L’exemple connu le plus remarquable est sans doute celui du marché de la soie en Chine. Lors de la Mission de Lagrenée, la recherche du « vert de Chine » était un sujet d’actualité dans l’ennoblissement des tissus de soie ; cela coïncidait avec une période durant laquelle l’avancement des découvertes en chimie devait « couper l’herbe sous les pieds » à la teinture végétale. Le vert de chine fait partie des produits dont la fabrication artisanale était secrète et qui attirait l’attention des chimistes de Mulhouse et de Lyon à cause de l’éclat particulier qu’il peut donner aux textiles.
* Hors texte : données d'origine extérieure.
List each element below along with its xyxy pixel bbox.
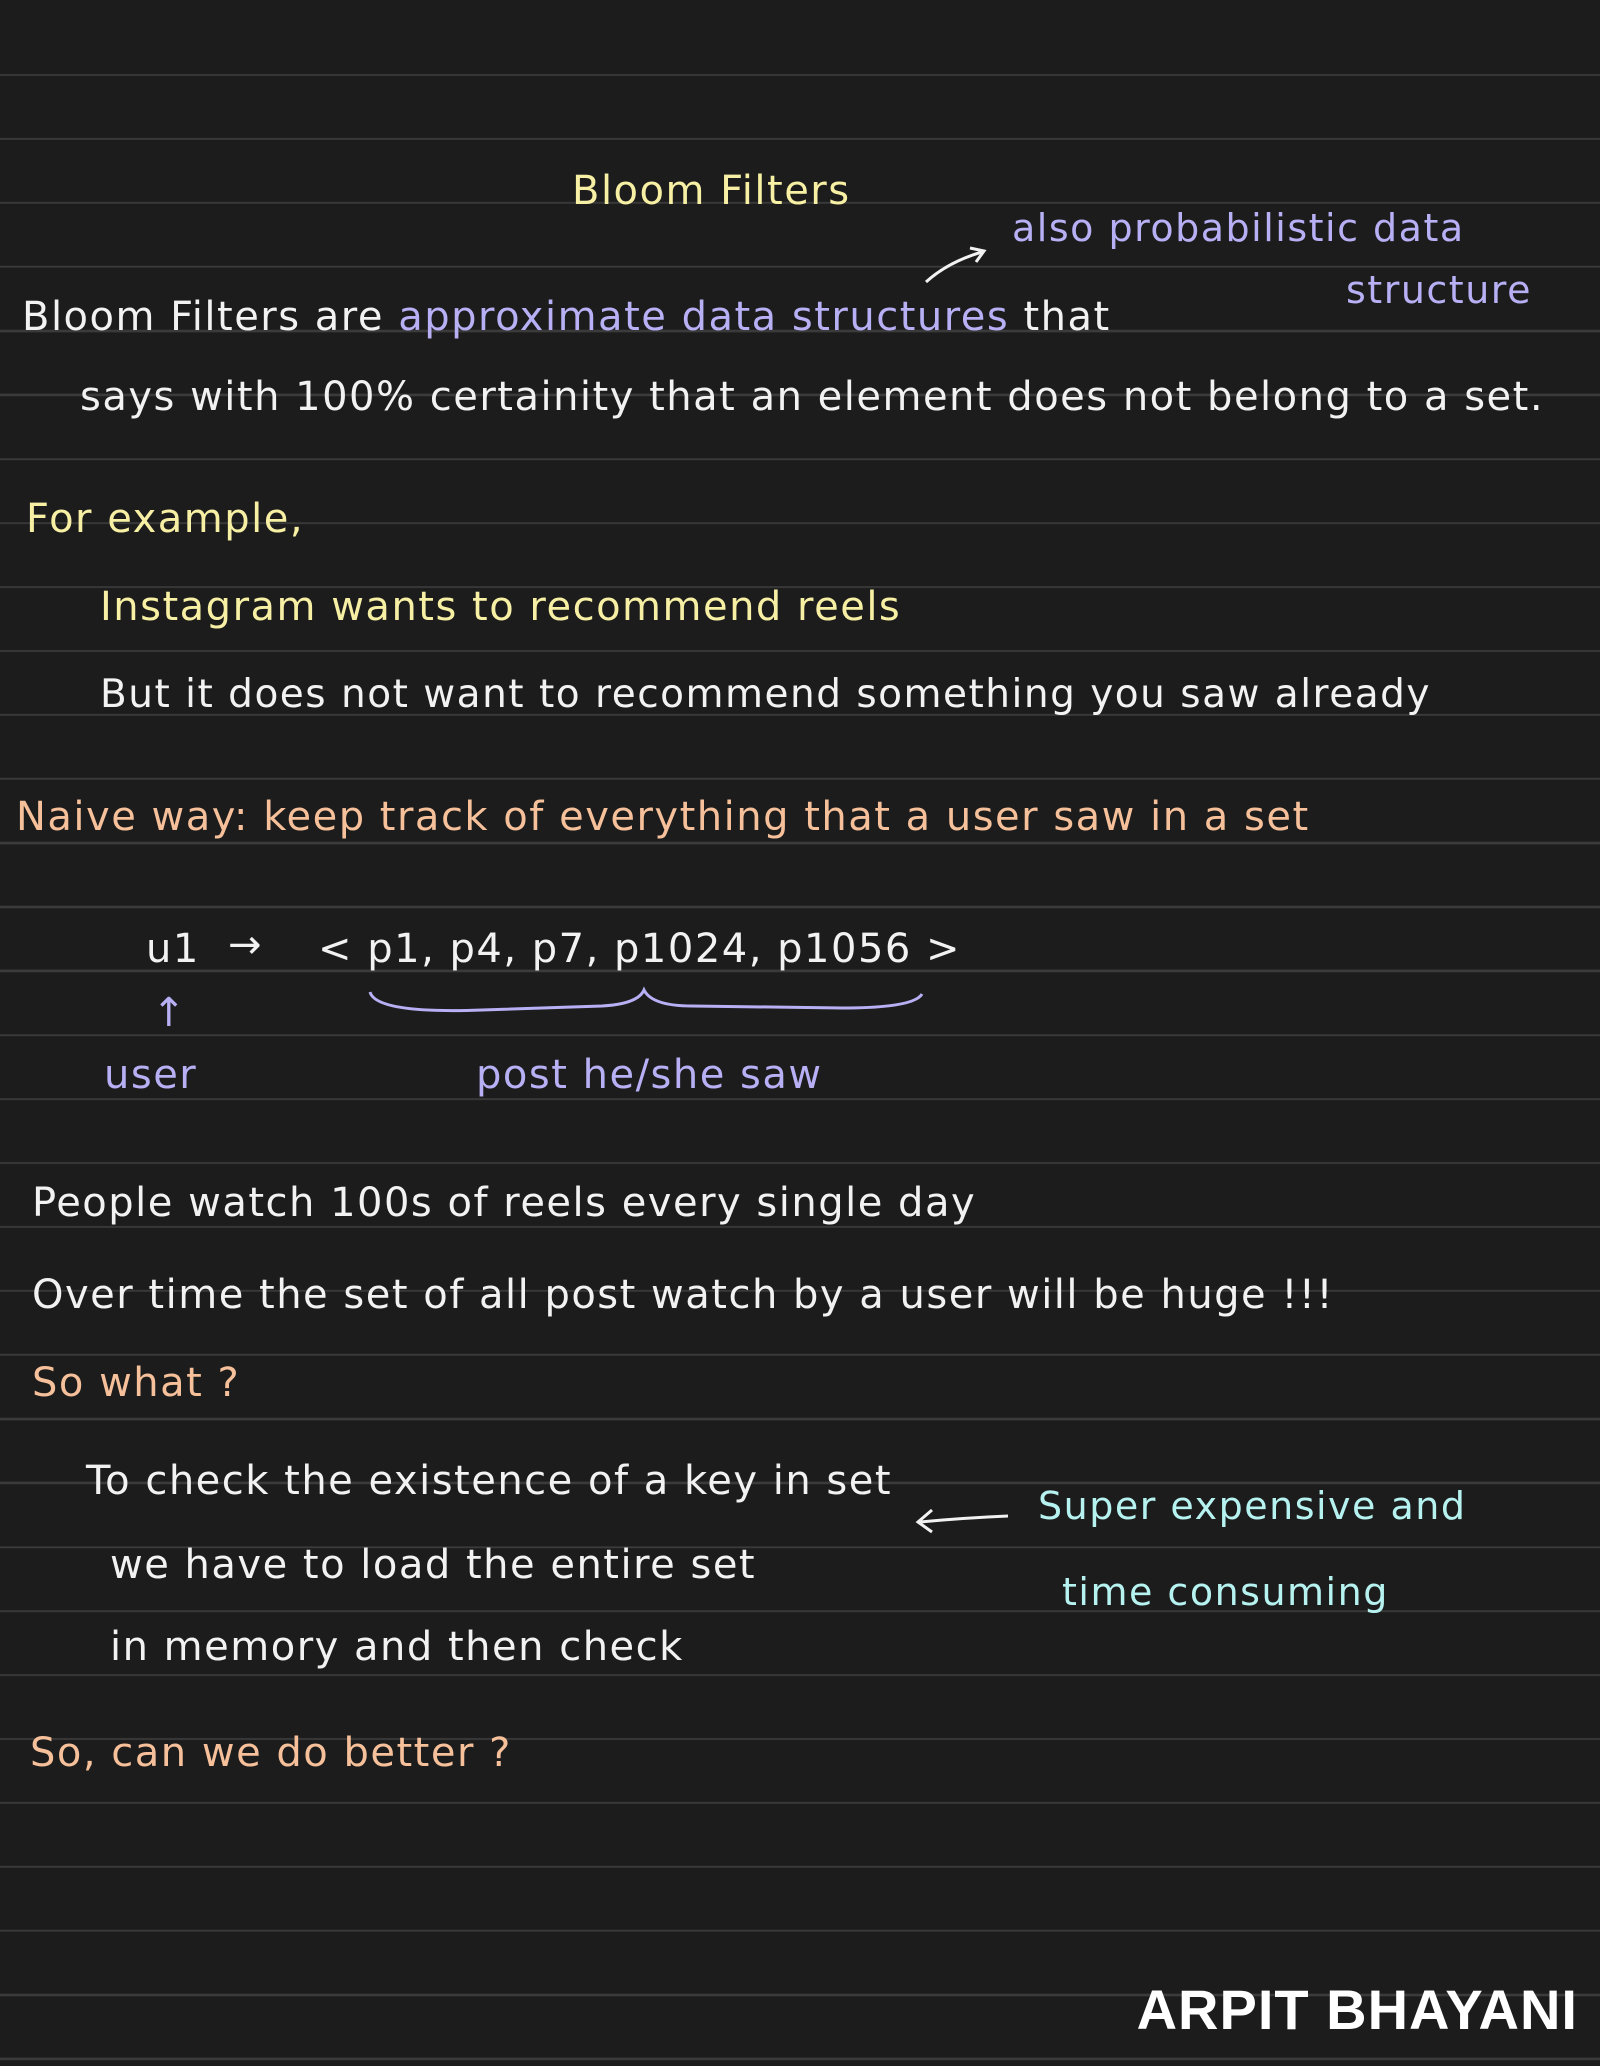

Le périodique de l’œuvre de la Propagation de la foi, les Annales de la propagation de la foi, publie en 1857 une « Note » de quinze pages rédigée par le Père Hélot, pour la Chambre de Commerce de Lyon. Le vert de Chine, explique le Père Hélot est extrait de l’écorce de tiges et de racines de certains nerpruns, écrasée et trempée dans de l’eau chaude. Le liquide tinctorial permet de colorer la soie et le coton. Puis en un temps où les maladies des vers à soie font des ravages auxquels Pasteur n’a pas encore découvert de remède, il envoie en Lombardie des œufs des meilleurs vers et fournit des informations sur les périodes variables des mues dont dépendent l’épaisseur et la solidité des vers a soie. Les lettres du Père Hélot aident à mesurer l’intérêt que put avoir dans la France du XIXe siècle, la connaissance des techniques chinoises.
Enfin, le Père Hélot, s’illustra dans un service rendu à l’Église de Corée. Cette Église avait connu de nombreux martyrs et dès 1847, les missionnaires retentaient de s’introduire dans ce pays. Deux bâtiments français de 600 marins et transportant deux missionnaires avaient fait naufrage aux abords du pays. En 1851, M. Maistre des Missions Etrangères de Paris, accompagne d’un chrétien coréen, retenta l’entreprise d’entrée en Corée sur une barque chinoise ayant à son bord des caisses contenant de l’argent, des vases sacres, des ornements pour l’Église de Corée. Le Père Hélot, qui avait quelques connaissances nautiques, s’offrit pour les accompagner. Le Vice-consul de France, M. Edan, afin d’aider l’expédition remit au Père Hélot une lettre officielle de mission d’examiner les épaves françaises de 1847. Il réussit à débarquer M. Maistre et son assistant sur les côtes coréennes. Mais fortement surveillé par les mandarins locaux, et n’ayant pas rencontré les jonques chrétiennes qui devaient venir récupérer l’argent et les ornements, il décida de rentrer sur Shanghai. Mais les matelots chinois du Père Hélot, ayant deviné la valeur des objets transportés, décidèrent d’assassiner le Père Hélot afin de voler la cargaison en rejetant la faute sur les Coréens. Un orage providentiel, mettant en danger la barque au moment où le projet criminel allait s’exécuter épouvanta les matelots qui se dirent : « Nous avons attiré la malédiction du Ciel par notre projet criminel ! L’Européen est Son protégé ». Peu de temps après, la barque saine et sauve arrivait à Shanghai.